Think of it this way: if I have a tail and my reproductive competitor does not…who do you think our eligible suitor will engage in intercourse with? Me, as usual. I have an extra appendage with which to satisfy my mate and therefore, by evolutionary definition, my seed will be planted and my tailless opponent will become extinct—or banished to the Galapagos.

For decades one of the best selling sexual aids has been a ring that’s worn by a man at the base of his genitals to prolong the sexual experience. I won’t tell you what it’s called, but a homonym for the term is Cock Ring…as in the playing field for a Rooster fight. Another item that has been a staple of any brothel for as long as I can remember is a device that I’ve taken to calling a Freedom Tickler (formerly French Tickler).

What do these perversions have to do with the length of your coccyx? Everything. Imagine how a monkey uses his tail to hang from a branch. You don’t need to let your mind wander too far to know how a tail could be used by prehistoric man during a romantic encounter to enhance his own performance. Should that technique fail, the cave dweller could relax on his back and let his built in Freedom Tickler wrap things up for him.

Besides the obvious performance advantages that a tail would afford our species, consider the convenience this appendage would offer in the form of restraint. The Peacock is forced to participate in an extravagant dance in order to lure his mate. Sometimes the female is impressed, sometimes it isn’t. What if the Peacock’s plume was hiding a monkey’s tail? The dance would switch from being a simple courtship ritual, to being a Trojan horse intended only to get the female within tail-striking distance.

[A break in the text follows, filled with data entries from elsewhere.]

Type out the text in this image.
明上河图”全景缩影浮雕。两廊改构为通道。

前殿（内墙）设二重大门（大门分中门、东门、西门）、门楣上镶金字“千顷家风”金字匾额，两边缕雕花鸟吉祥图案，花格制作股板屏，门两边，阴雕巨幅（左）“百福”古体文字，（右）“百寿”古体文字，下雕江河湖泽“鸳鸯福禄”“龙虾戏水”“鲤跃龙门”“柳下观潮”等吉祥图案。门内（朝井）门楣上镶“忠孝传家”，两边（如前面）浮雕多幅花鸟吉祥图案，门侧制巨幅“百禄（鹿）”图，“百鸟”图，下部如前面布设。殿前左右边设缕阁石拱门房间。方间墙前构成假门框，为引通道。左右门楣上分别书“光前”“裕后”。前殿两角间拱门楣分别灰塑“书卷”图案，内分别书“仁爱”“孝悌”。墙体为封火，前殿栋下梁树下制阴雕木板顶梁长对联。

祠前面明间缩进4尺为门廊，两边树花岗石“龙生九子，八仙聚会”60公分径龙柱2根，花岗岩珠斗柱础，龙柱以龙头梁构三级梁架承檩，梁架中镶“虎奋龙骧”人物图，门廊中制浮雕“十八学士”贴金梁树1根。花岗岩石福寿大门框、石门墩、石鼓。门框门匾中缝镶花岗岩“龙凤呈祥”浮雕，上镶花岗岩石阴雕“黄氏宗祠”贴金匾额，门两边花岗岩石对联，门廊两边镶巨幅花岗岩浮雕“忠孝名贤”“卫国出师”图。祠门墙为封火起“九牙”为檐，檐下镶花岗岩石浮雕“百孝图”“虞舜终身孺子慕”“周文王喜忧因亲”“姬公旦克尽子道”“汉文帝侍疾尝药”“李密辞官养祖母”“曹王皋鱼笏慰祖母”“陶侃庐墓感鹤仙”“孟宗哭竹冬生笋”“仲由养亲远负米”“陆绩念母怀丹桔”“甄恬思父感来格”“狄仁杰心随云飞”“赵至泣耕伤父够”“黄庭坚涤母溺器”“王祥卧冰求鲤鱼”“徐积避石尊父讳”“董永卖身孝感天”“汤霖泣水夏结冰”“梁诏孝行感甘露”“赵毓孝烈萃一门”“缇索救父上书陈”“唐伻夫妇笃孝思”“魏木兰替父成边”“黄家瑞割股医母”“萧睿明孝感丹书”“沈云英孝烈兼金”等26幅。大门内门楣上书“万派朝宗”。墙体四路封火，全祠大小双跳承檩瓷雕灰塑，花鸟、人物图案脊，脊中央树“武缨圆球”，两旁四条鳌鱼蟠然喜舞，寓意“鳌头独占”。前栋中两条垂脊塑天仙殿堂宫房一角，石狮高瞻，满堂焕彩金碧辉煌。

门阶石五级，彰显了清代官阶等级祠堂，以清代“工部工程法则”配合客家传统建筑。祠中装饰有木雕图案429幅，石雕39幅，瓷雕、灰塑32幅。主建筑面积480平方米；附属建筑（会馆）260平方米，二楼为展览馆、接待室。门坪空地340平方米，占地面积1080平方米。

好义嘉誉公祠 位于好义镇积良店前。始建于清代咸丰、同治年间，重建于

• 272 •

The same benefits would be utilized by humans. If a man could deliver his tail with enough force to knock a female onto the ground, he could follow up with some type of restraining knot and then have his way. Should this fail, the tail could be used to fling semen at an escaping partner’s genitals, much in the same way primates are able to throw their feces at zoo patrons.

With this new information, I would encourage anyone to explain why modern man has no tail. Unfortunately for evolutionists, there is no rational explanation other than tails look stupid on people, and so the designer (God) made a decision that we shouldn’t have one.

Sometimes the easiest answer is the correct answer. It’s as simple as that.